Bu beceriler, Bilgi İşlemsel Düşünme’nin temel boyutları olan bir dizi eğilim veya tutumla desteklenir:

  • Karmaşıklıkla başa çıkmada güven
  • Zor problemlerle çalışmaya devam etme
  • Belirsizliğe karşı tolerans
  • Açık uçlu problemlerle başa çıkma yeteneği
  • Ortak bir hedef veya çözüme ulaşmak için başkalarıyla iletişim kurma ve çalışma becerisi

Sonuç olarak bilgi işlemsel düşünce, mantıksal ve algoritmik düşünmeyi temel alır. Yukarıda sıralanan beceriler göz önünde bulundurulduğunda, bilgi işlemsel düşünce sadece program yazmayı değil aynı zamanda yaşantımızda herhangi bir problemle karşılaşıldığında mantık yürütme, algoritma oluşturma ve bilgi işleme süreçlerini takip ederek söz konusu probleme daha kolay çözümler üretip, dünyayı farklı bir perspektiften algılamayı ve çevremizdeki dijital dünyanın bir parçası olmamızı sağlar.

Cebir Nedir?

Harizmi’nin “Al KitabFi Hisab Al Cabr wal Muqabalah” isimli kitabındaki “Al Cabr” sözcüğünden adını alan cebir, aritmetiğin genelleştirilmiş şekli olarak düşünülebilir. (Amerom, 2003; Brezina, 2006; Katz, 2007).
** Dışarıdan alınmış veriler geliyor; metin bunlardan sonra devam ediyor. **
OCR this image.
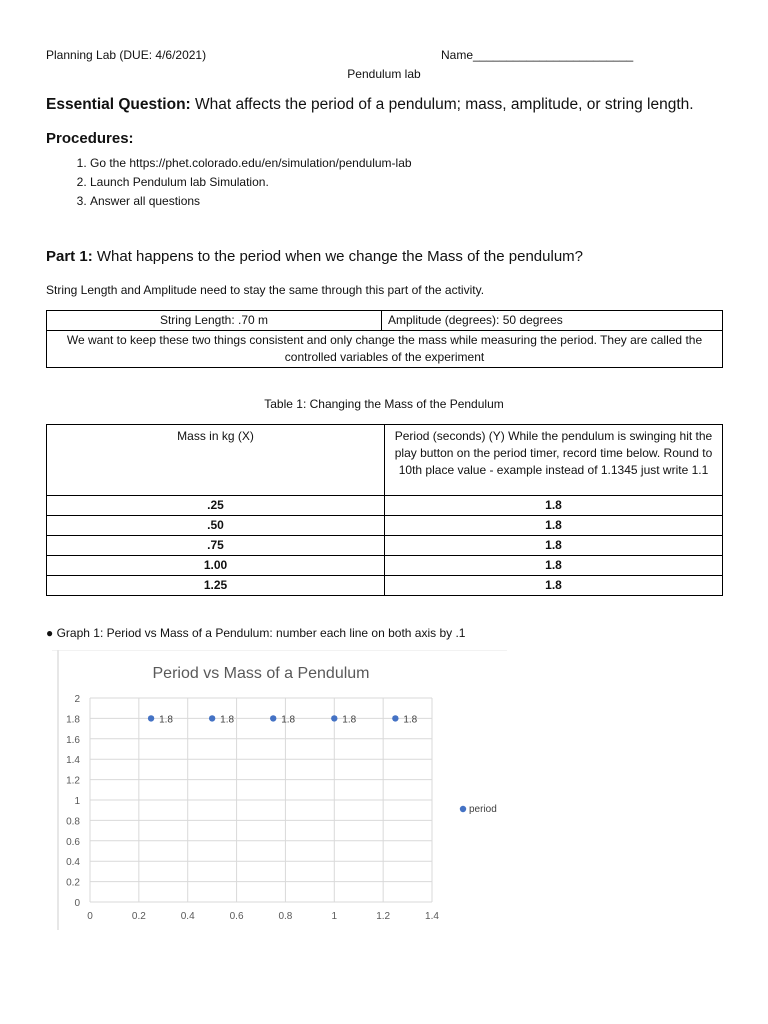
Planning Lab (DUE: 4/6/2021)	Name________________________
Pendulum lab
Essential Question: What affects the period of a pendulum; mass, amplitude, or string length.
Procedures:
1. Go the https://phet.colorado.edu/en/simulation/pendulum-lab
2. Launch Pendulum lab Simulation.
3. Answer all questions
Part 1: What happens to the period when we change the Mass of the pendulum?
String Length and Amplitude need to stay the same through this part of the activity.
String Length: .70 m	Amplitude (degrees): 50 degrees
We want to keep these two things consistent and only change the mass while measuring the period. They are called the controlled variables of the experiment
Table 1: Changing the Mass of the Pendulum
Mass in kg (X)	Period (seconds) (Y) While the pendulum is swinging hit the play button on the period timer, record time below. Round to 10th place value - example instead of 1.1345 just write 1.1
.25	1.8
.50	1.8
.75	1.8
1.00	1.8
1.25	1.8
● Graph 1: Period vs Mass of a Pendulum: number each line on both axis by .1
Period vs Mass of a Pendulum
0
0.2
0.4
0.6
0.8
1
1.2
1.4
1.6
1.8
2
0	0.2	0.4	0.6	0.8	1	1.2	1.4
1.8	1.8	1.8	1.8	1.8
period
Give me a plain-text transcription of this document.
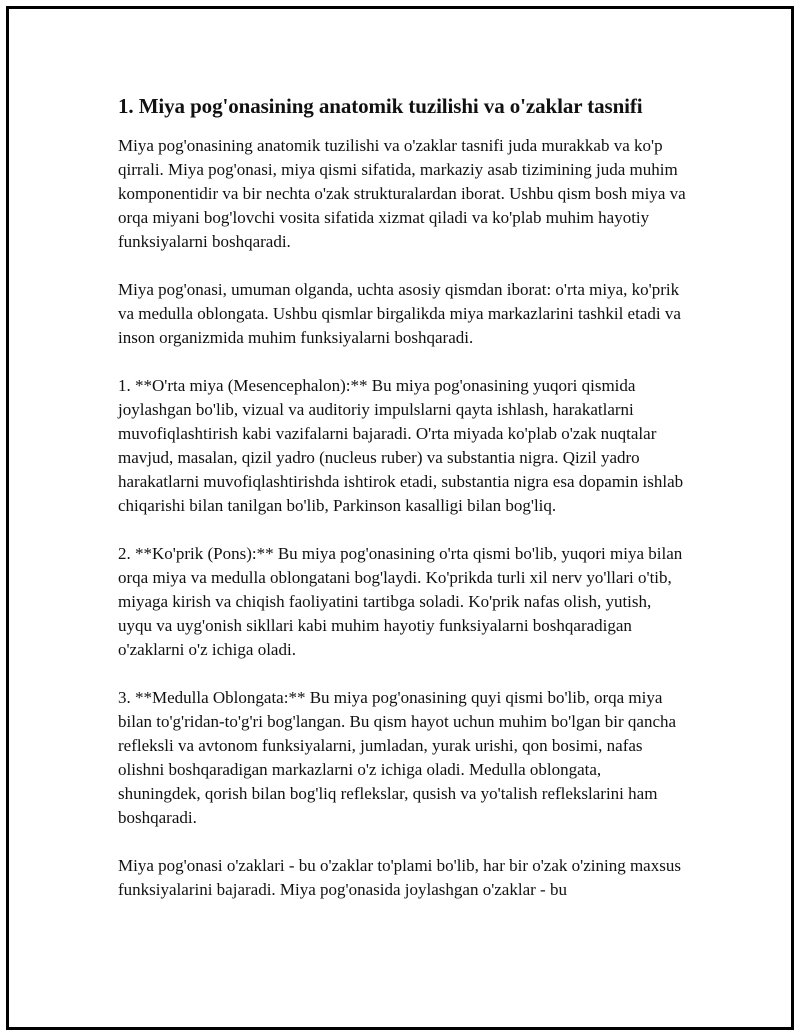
1. Miya pog'onasining anatomik tuzilishi va o'zaklar tasnifi

Miya pog'onasining anatomik tuzilishi va o'zaklar tasnifi juda murakkab va ko'p qirrali. Miya pog'onasi, miya qismi sifatida, markaziy asab tizimining juda muhim komponentidir va bir nechta o'zak strukturalardan iborat. Ushbu qism bosh miya va orqa miyani bog'lovchi vosita sifatida xizmat qiladi va ko'plab muhim hayotiy funksiyalarni boshqaradi.

Miya pog'onasi, umuman olganda, uchta asosiy qismdan iborat: o'rta miya, ko'prik va medulla oblongata. Ushbu qismlar birgalikda miya markazlarini tashkil etadi va inson organizmida muhim funksiyalarni boshqaradi.

1. **O'rta miya (Mesencephalon):** Bu miya pog'onasining yuqori qismida joylashgan bo'lib, vizual va auditoriy impulslarni qayta ishlash, harakatlarni muvofiqlashtirish kabi vazifalarni bajaradi. O'rta miyada ko'plab o'zak nuqtalar mavjud, masalan, qizil yadro (nucleus ruber) va substantia nigra. Qizil yadro harakatlarni muvofiqlashtirishda ishtirok etadi, substantia nigra esa dopamin ishlab chiqarishi bilan tanilgan bo'lib, Parkinson kasalligi bilan bog'liq.

2. **Ko'prik (Pons):** Bu miya pog'onasining o'rta qismi bo'lib, yuqori miya bilan orqa miya va medulla oblongatani bog'laydi. Ko'prikda turli xil nerv yo'llari o'tib, miyaga kirish va chiqish faoliyatini tartibga soladi. Ko'prik nafas olish, yutish, uyqu va uyg'onish sikllari kabi muhim hayotiy funksiyalarni boshqaradigan o'zaklarni o'z ichiga oladi.

3. **Medulla Oblongata:** Bu miya pog'onasining quyi qismi bo'lib, orqa miya bilan to'g'ridan-to'g'ri bog'langan. Bu qism hayot uchun muhim bo'lgan bir qancha refleksli va avtonom funksiyalarni, jumladan, yurak urishi, qon bosimi, nafas olishni boshqaradigan markazlarni o'z ichiga oladi. Medulla oblongata, shuningdek, qorish bilan bog'liq reflekslar, qusish va yo'talish reflekslarini ham boshqaradi.

Miya pog'onasi o'zaklari - bu o'zaklar to'plami bo'lib, har bir o'zak o'zining maxsus funksiyalarini bajaradi. Miya pog'onasida joylashgan o'zaklar - bu
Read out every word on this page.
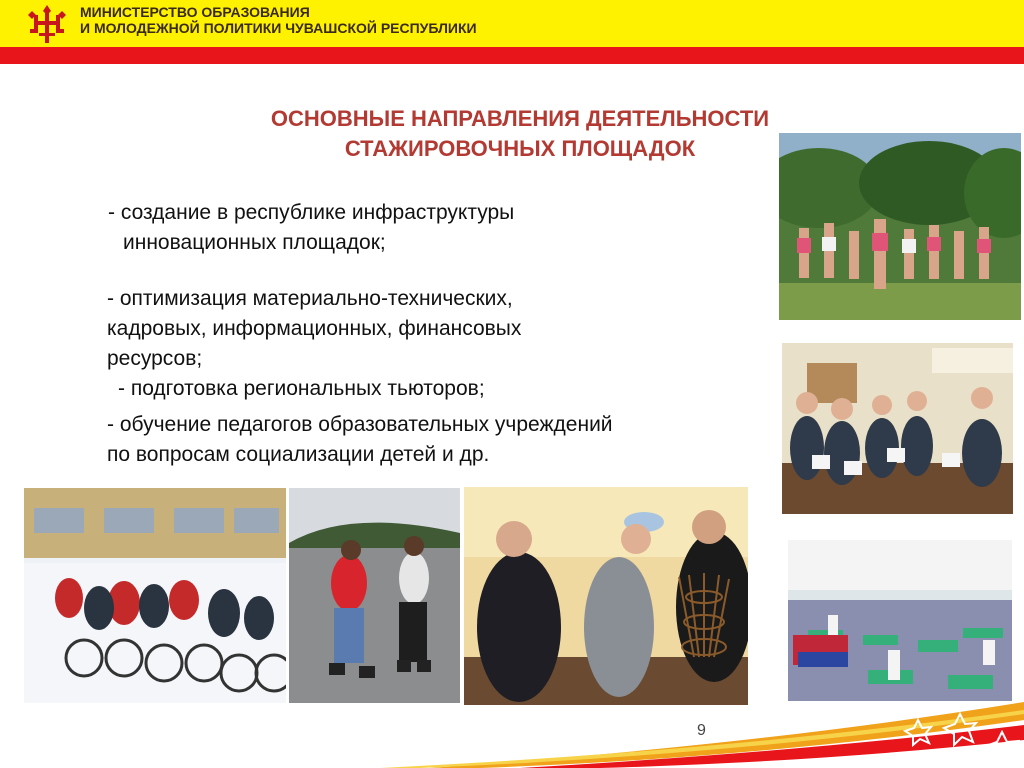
МИНИСТЕРСТВО ОБРАЗОВАНИЯ
И МОЛОДЕЖНОЙ ПОЛИТИКИ ЧУВАШСКОЙ РЕСПУБЛИКИ
ОСНОВНЫЕ НАПРАВЛЕНИЯ ДЕЯТЕЛЬНОСТИ
СТАЖИРОВОЧНЫХ ПЛОЩАДОК
- создание в республике инфраструктуры
инновационных площадок;
- оптимизация материально-технических,
кадровых, информационных, финансовых
ресурсов;
- подготовка региональных тьюторов;
- обучение педагогов образовательных учреждений
по вопросам социализации детей и др.
9
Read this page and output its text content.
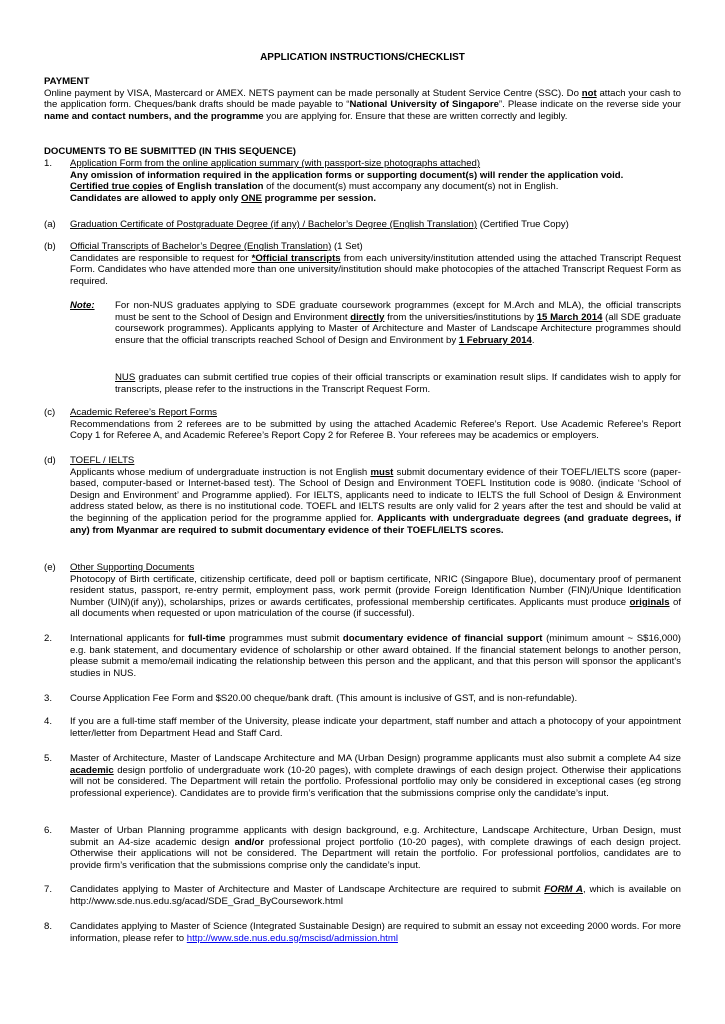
APPLICATION INSTRUCTIONS/CHECKLIST

PAYMENT

Online payment by VISA, Mastercard or AMEX. NETS payment can be made personally at Student Service Centre (SSC). Do not attach your cash to the application form. Cheques/bank drafts should be made payable to “National University of Singapore”. Please indicate on the reverse side your name and contact numbers, and the programme you are applying for. Ensure that these are written correctly and legibly.

DOCUMENTS TO BE SUBMITTED (IN THIS SEQUENCE)
1. Application Form from the online application summary (with passport-size photographs attached)

Any omission of information required in the application forms or supporting document(s) will render the application void.

Certified true copies of English translation of the document(s) must accompany any document(s) not in English.

Candidates are allowed to apply only ONE programme per session.

(a) Graduation Certificate of Postgraduate Degree (if any) / Bachelor’s Degree (English Translation) (Certified True Copy)

(b) Official Transcripts of Bachelor’s Degree (English Translation) (1 Set)

Candidates are responsible to request for *Official transcripts from each university/institution attended using the attached Transcript Request Form. Candidates who have attended more than one university/institution should make photocopies of the attached Transcript Request Form as required.

Note: For non-NUS graduates applying to SDE graduate coursework programmes (except for M.Arch and MLA), the official transcripts must be sent to the School of Design and Environment directly from the universities/institutions by 15 March 2014 (all SDE graduate coursework programmes). Applicants applying to Master of Architecture and Master of Landscape Architecture programmes should ensure that the official transcripts reached School of Design and Environment by 1 February 2014.

NUS graduates can submit certified true copies of their official transcripts or examination result slips. If candidates wish to apply for transcripts, please refer to the instructions in the Transcript Request Form.

(c) Academic Referee’s Report Forms

Recommendations from 2 referees are to be submitted by using the attached Academic Referee’s Report. Use Academic Referee’s Report Copy 1 for Referee A, and Academic Referee’s Report Copy 2 for Referee B. Your referees may be academics or employers.

(d) TOEFL / IELTS

Applicants whose medium of undergraduate instruction is not English must submit documentary evidence of their TOEFL/IELTS score (paper-based, computer-based or Internet-based test). The School of Design and Environment TOEFL Institution code is 9080. (indicate ‘School of Design and Environment’ and Programme applied). For IELTS, applicants need to indicate to IELTS the full School of Design & Environment address stated below, as there is no institutional code. TOEFL and IELTS results are only valid for 2 years after the test and should be valid at the beginning of the application period for the programme applied for. Applicants with undergraduate degrees (and graduate degrees, if any) from Myanmar are required to submit documentary evidence of their TOEFL/IELTS scores.

(e) Other Supporting Documents

Photocopy of Birth certificate, citizenship certificate, deed poll or baptism certificate, NRIC (Singapore Blue), documentary proof of permanent resident status, passport, re-entry permit, employment pass, work permit (provide Foreign Identification Number (FIN)/Unique Identification Number (UIN)(if any)), scholarships, prizes or awards certificates, professional membership certificates. Applicants must produce originals of all documents when requested or upon matriculation of the course (if successful).

2. International applicants for full-time programmes must submit documentary evidence of financial support (minimum amount ~ S$16,000) e.g. bank statement, and documentary evidence of scholarship or other award obtained. If the financial statement belongs to another person, please submit a memo/email indicating the relationship between this person and the applicant, and that this person will sponsor the applicant’s studies in NUS.

3. Course Application Fee Form and $S20.00 cheque/bank draft. (This amount is inclusive of GST, and is non-refundable).
4. If you are a full-time staff member of the University, please indicate your department, staff number and attach a photocopy of your appointment letter/letter from Department Head and Staff Card.
5. Master of Architecture, Master of Landscape Architecture and MA (Urban Design) programme applicants must also submit a complete A4 size academic design portfolio of undergraduate work (10-20 pages), with complete drawings of each design project. Otherwise their applications will not be considered. The Department will retain the portfolio. Professional portfolio may only be considered in exceptional cases (eg strong professional experience). Candidates are to provide firm’s verification that the submissions comprise only the candidate’s input.

6. Master of Urban Planning programme applicants with design background, e.g. Architecture, Landscape Architecture, Urban Design, must submit an A4-size academic design and/or professional project portfolio (10-20 pages), with complete drawings of each design project. Otherwise their applications will not be considered. The Department will retain the portfolio. For professional portfolios, candidates are to provide firm’s verification that the submissions comprise only the candidate’s input.

7. Candidates applying to Master of Architecture and Master of Landscape Architecture are required to submit FORM A, which is available on http://www.sde.nus.edu.sg/acad/SDE_Grad_ByCoursework.html

8. Candidates applying to Master of Science (Integrated Sustainable Design) are required to submit an essay not exceeding 2000 words. For more information, please refer to http://www.sde.nus.edu.sg/mscisd/admission.html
Bir cebirsel etkinliği denklem kurma, genelleme ve fonksiyonlarla çalışma olarak karakterize edebiliriz (Baki, 2008). Cebir, bilinmeyen veya değişken niceliklerle ilgili muhakeme yapmayı, özel ve genel durumlar arasındaki farklılıkları tanımlamayı gerektirir. (Amerom, 2003). Aynı zamanda matematiksel işlemleri gerçekleştirmek için tüm değişkenlerin değerini bilmenin gerekli olmadığı bir matematik dalıdır. Başka bir deyişle cebir, bilinmeyen olarak adlandırılan değişkenlerin sayısal değerini bulmaya çalışır. Bu bilinmeyenler, genellikle x veya y gibi alfabedeki harflerle temsil edilir. Kullanımı eski çağ uygarlıklarından bugüne uzanan cebir, süreç içerisinde cebirsel problemlerin ve çözümlerin düz yazı şeklinde ifade edilmesinden sembollerin kullanıldığı bir dil haline gelmiştir. Matematiksel kavramlar kendi içerisinde bir zincirin halkası gibi birbirleriyle bağlantılı olduğundan, bu halkada olabilecek kopmaların sonraki matematiksel kavramların öğreniminde ve öğretiminde zorluklara yol açabileceği bilinmektedir. (Adnan BAKİ, Yaşar AKKAN, Ünal ÇAKIROĞLU,2011). Van Amerom (2002) aritmetiğin temelini sayı kavramının oluşturduğunu ve cebirin ise kökünü aritmetikten aldığını ifade etmiştir. Bilinenden bilinmeyeni elde ettiğimiz, dört işlemi sıklıkla kullandığımız aritmetik, sadece sembollerle nicelikleri veya sayıları temsil eden değil aynı zamanda bu sembolleri kullanarak hesaplamalar da yapılabilen cebirin temeli olarak değerlendirilmektedir.   Bu anlamda öğrenciler tarafından aritmetikte yaşanan zorluklar cebir öğretiminde yaşanan zorlukların temeli olma potansiyeline sahiptir. Aritmetik ve cebir arasında kuvvetli bir ilişki olmasına rağmen, aritmetikle cebirin farklı  doğalarından dolayı harfleri, sembolleri, matematiksel ifadeleri, eşitlik kavramını, problem çözme  yöntemlerini yorumlamada bazı farklılıklar olabilir.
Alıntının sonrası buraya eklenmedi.